A well-conceived mission statement defines the fundamental, unique purpose
which sets a company apart from the other firms of its type and identifies the
scope of the firm’s operation in terms of the product/ services offered and the
markets served. It may also include the firm’s philosophy about how it does
the business and treats the employees. It puts into words not only what the
company is now, but also what it wants to become- management’s strategic
vision of the firm’s future.
Vision
Vision is a descriptive image of what the company wants to be or want to be
known for. Vision reminds us of what the goals are, without vision
performance of the business are likely to be affected. A vision is a statement
for where the organization is heading over the next five to ten years. It is the
statement that indicates mission to be accomplished by the management in
distant future. Warren Bennis and Burt Nanus described the role of vision as
follows:
“To choose a direction, a leader must first have developed a mental image of a
possible and desirable future state of organization, which we call a vision.
Vision articulates a view of a realistic/ credible, attractive future for the
organization. With a vision, the leader provides an important bridge from the
present to the future of the organization.”

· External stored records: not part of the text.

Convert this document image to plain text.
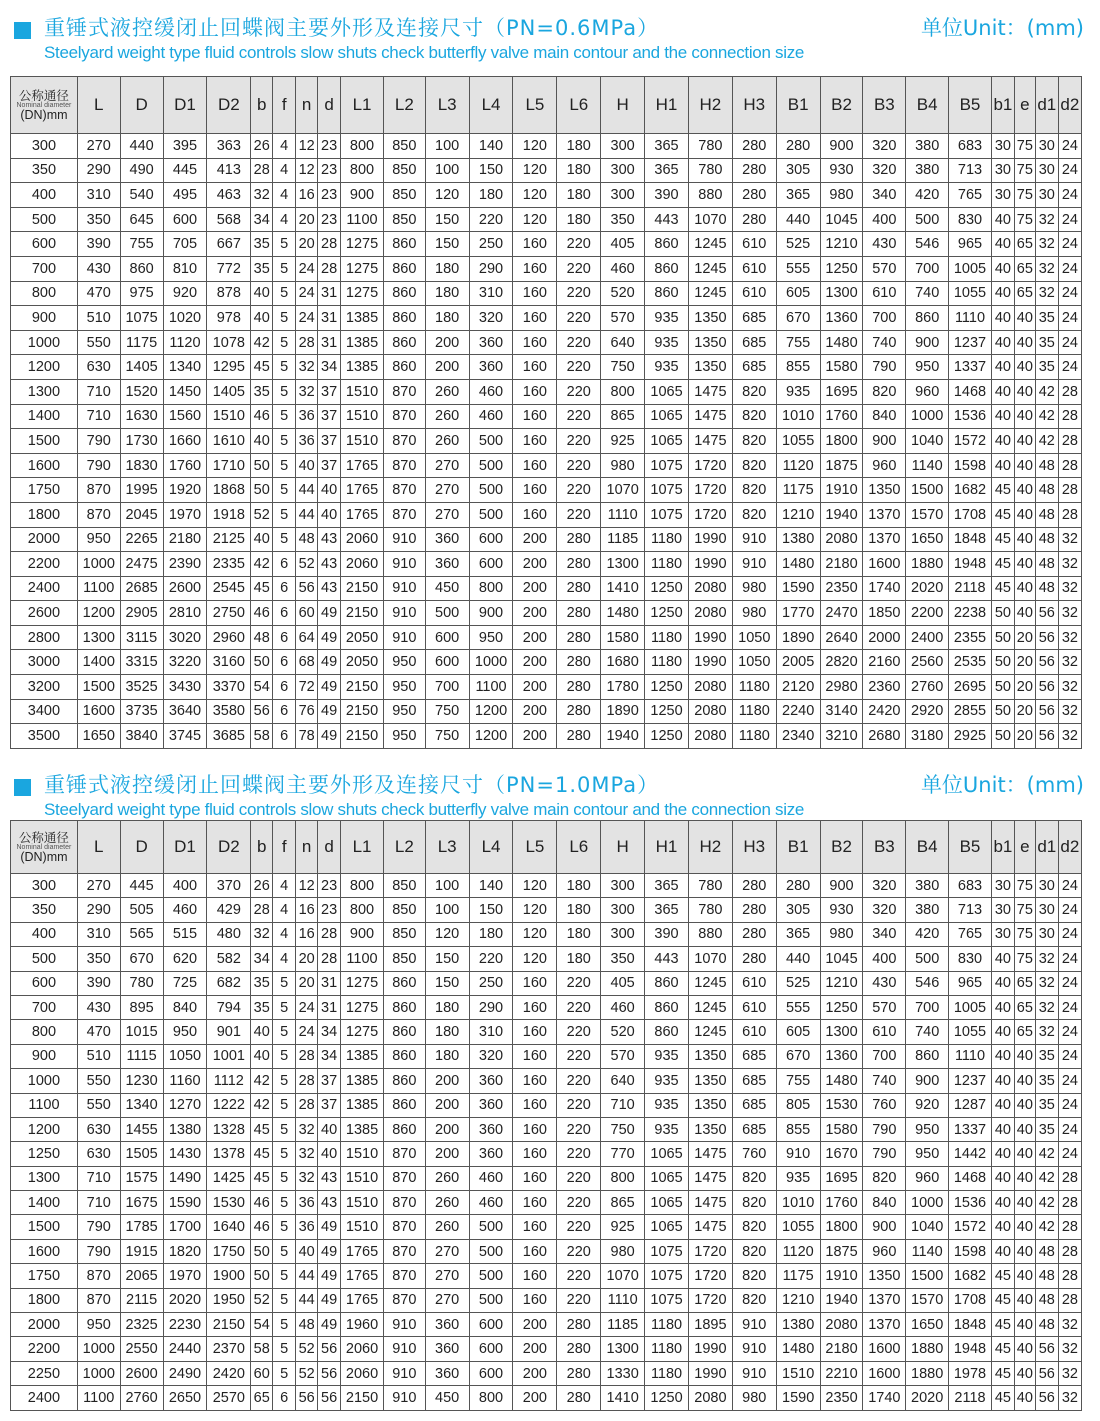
重锤式液控缓闭止回蝶阀主要外形及连接尺寸（PN=0.6MPa）
Steelyard weight type fluid controls slow shuts check butterfly valve main contour and the connection size
单位Unit：(mm)
公称通径
Nominal diameter
(DN)mm	L	D	D1	D2	b	f	n	d	L1	L2	L3	L4	L5	L6	H	H1	H2	H3	B1	B2	B3	B4	B5	b1	e	d1	d2
300	270	440	395	363	26	4	12	23	800	850	100	140	120	180	300	365	780	280	280	900	320	380	683	30	75	30	24
350	290	490	445	413	28	4	12	23	800	850	100	150	120	180	300	365	780	280	305	930	320	380	713	30	75	30	24
400	310	540	495	463	32	4	16	23	900	850	120	180	120	180	300	390	880	280	365	980	340	420	765	30	75	30	24
500	350	645	600	568	34	4	20	23	1100	850	150	220	120	180	350	443	1070	280	440	1045	400	500	830	40	75	32	24
600	390	755	705	667	35	5	20	28	1275	860	150	250	160	220	405	860	1245	610	525	1210	430	546	965	40	65	32	24
700	430	860	810	772	35	5	24	28	1275	860	180	290	160	220	460	860	1245	610	555	1250	570	700	1005	40	65	32	24
800	470	975	920	878	40	5	24	31	1275	860	180	310	160	220	520	860	1245	610	605	1300	610	740	1055	40	65	32	24
900	510	1075	1020	978	40	5	24	31	1385	860	180	320	160	220	570	935	1350	685	670	1360	700	860	1110	40	40	35	24
1000	550	1175	1120	1078	42	5	28	31	1385	860	200	360	160	220	640	935	1350	685	755	1480	740	900	1237	40	40	35	24
1200	630	1405	1340	1295	45	5	32	34	1385	860	200	360	160	220	750	935	1350	685	855	1580	790	950	1337	40	40	35	24
1300	710	1520	1450	1405	35	5	32	37	1510	870	260	460	160	220	800	1065	1475	820	935	1695	820	960	1468	40	40	42	28
1400	710	1630	1560	1510	46	5	36	37	1510	870	260	460	160	220	865	1065	1475	820	1010	1760	840	1000	1536	40	40	42	28
1500	790	1730	1660	1610	40	5	36	37	1510	870	260	500	160	220	925	1065	1475	820	1055	1800	900	1040	1572	40	40	42	28
1600	790	1830	1760	1710	50	5	40	37	1765	870	270	500	160	220	980	1075	1720	820	1120	1875	960	1140	1598	40	40	48	28
1750	870	1995	1920	1868	50	5	44	40	1765	870	270	500	160	220	1070	1075	1720	820	1175	1910	1350	1500	1682	45	40	48	28
1800	870	2045	1970	1918	52	5	44	40	1765	870	270	500	160	220	1110	1075	1720	820	1210	1940	1370	1570	1708	45	40	48	28
2000	950	2265	2180	2125	40	5	48	43	2060	910	360	600	200	280	1185	1180	1990	910	1380	2080	1370	1650	1848	45	40	48	32
2200	1000	2475	2390	2335	42	6	52	43	2060	910	360	600	200	280	1300	1180	1990	910	1480	2180	1600	1880	1948	45	40	48	32
2400	1100	2685	2600	2545	45	6	56	43	2150	910	450	800	200	280	1410	1250	2080	980	1590	2350	1740	2020	2118	45	40	48	32
2600	1200	2905	2810	2750	46	6	60	49	2150	910	500	900	200	280	1480	1250	2080	980	1770	2470	1850	2200	2238	50	40	56	32
2800	1300	3115	3020	2960	48	6	64	49	2050	910	600	950	200	280	1580	1180	1990	1050	1890	2640	2000	2400	2355	50	20	56	32
3000	1400	3315	3220	3160	50	6	68	49	2050	950	600	1000	200	280	1680	1180	1990	1050	2005	2820	2160	2560	2535	50	20	56	32
3200	1500	3525	3430	3370	54	6	72	49	2150	950	700	1100	200	280	1780	1250	2080	1180	2120	2980	2360	2760	2695	50	20	56	32
3400	1600	3735	3640	3580	56	6	76	49	2150	950	750	1200	200	280	1890	1250	2080	1180	2240	3140	2420	2920	2855	50	20	56	32
3500	1650	3840	3745	3685	58	6	78	49	2150	950	750	1200	200	280	1940	1250	2080	1180	2340	3210	2680	3180	2925	50	20	56	32
重锤式液控缓闭止回蝶阀主要外形及连接尺寸（PN=1.0MPa）
Steelyard weight type fluid controls slow shuts check butterfly valve main contour and the connection size
单位Unit：(mm)
公称通径
Nominal diameter
(DN)mm	L	D	D1	D2	b	f	n	d	L1	L2	L3	L4	L5	L6	H	H1	H2	H3	B1	B2	B3	B4	B5	b1	e	d1	d2
300	270	445	400	370	26	4	12	23	800	850	100	140	120	180	300	365	780	280	280	900	320	380	683	30	75	30	24
350	290	505	460	429	28	4	16	23	800	850	100	150	120	180	300	365	780	280	305	930	320	380	713	30	75	30	24
400	310	565	515	480	32	4	16	28	900	850	120	180	120	180	300	390	880	280	365	980	340	420	765	30	75	30	24
500	350	670	620	582	34	4	20	28	1100	850	150	220	120	180	350	443	1070	280	440	1045	400	500	830	40	75	32	24
600	390	780	725	682	35	5	20	31	1275	860	150	250	160	220	405	860	1245	610	525	1210	430	546	965	40	65	32	24
700	430	895	840	794	35	5	24	31	1275	860	180	290	160	220	460	860	1245	610	555	1250	570	700	1005	40	65	32	24
800	470	1015	950	901	40	5	24	34	1275	860	180	310	160	220	520	860	1245	610	605	1300	610	740	1055	40	65	32	24
900	510	1115	1050	1001	40	5	28	34	1385	860	180	320	160	220	570	935	1350	685	670	1360	700	860	1110	40	40	35	24
1000	550	1230	1160	1112	42	5	28	37	1385	860	200	360	160	220	640	935	1350	685	755	1480	740	900	1237	40	40	35	24
1100	550	1340	1270	1222	42	5	28	37	1385	860	200	360	160	220	710	935	1350	685	805	1530	760	920	1287	40	40	35	24
1200	630	1455	1380	1328	45	5	32	40	1385	860	200	360	160	220	750	935	1350	685	855	1580	790	950	1337	40	40	35	24
1250	630	1505	1430	1378	45	5	32	40	1510	870	200	360	160	220	770	1065	1475	760	910	1670	790	950	1442	40	40	42	24
1300	710	1575	1490	1425	45	5	32	43	1510	870	260	460	160	220	800	1065	1475	820	935	1695	820	960	1468	40	40	42	28
1400	710	1675	1590	1530	46	5	36	43	1510	870	260	460	160	220	865	1065	1475	820	1010	1760	840	1000	1536	40	40	42	28
1500	790	1785	1700	1640	46	5	36	49	1510	870	260	500	160	220	925	1065	1475	820	1055	1800	900	1040	1572	40	40	42	28
1600	790	1915	1820	1750	50	5	40	49	1765	870	270	500	160	220	980	1075	1720	820	1120	1875	960	1140	1598	40	40	48	28
1750	870	2065	1970	1900	50	5	44	49	1765	870	270	500	160	220	1070	1075	1720	820	1175	1910	1350	1500	1682	45	40	48	28
1800	870	2115	2020	1950	52	5	44	49	1765	870	270	500	160	220	1110	1075	1720	820	1210	1940	1370	1570	1708	45	40	48	28
2000	950	2325	2230	2150	54	5	48	49	1960	910	360	600	200	280	1185	1180	1895	910	1380	2080	1370	1650	1848	45	40	48	32
2200	1000	2550	2440	2370	58	5	52	56	2060	910	360	600	200	280	1300	1180	1990	910	1480	2180	1600	1880	1948	45	40	56	32
2250	1000	2600	2490	2420	60	5	52	56	2060	910	360	600	200	280	1330	1180	1990	910	1510	2210	1600	1880	1978	45	40	56	32
2400	1100	2760	2650	2570	65	6	56	56	2150	910	450	800	200	280	1410	1250	2080	980	1590	2350	1740	2020	2118	45	40	56	32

Business objectives and Goals
Business planning starts with setting of the objectives. Objectives are the
ends which the organization intends to achieve through its existence and
operations. Organizational objectives vary from organization to
organization.
The two terms ‘Organization & Goals’ are normally used interchangeably.
However, some authors try to make a difference between the two terms. They
consider objectives as broad aims whereas goals are more specific in nature.
The objectives can be divided into sub-objectives call goals.
Objectives play an important role in the functioning of any organization.
Objectives provide the basis for strategic decision making. It provides the
basis for planning, organizing, co-ordinating, direction and control.
Therefore, there is a need to setup clear and well defined objectives.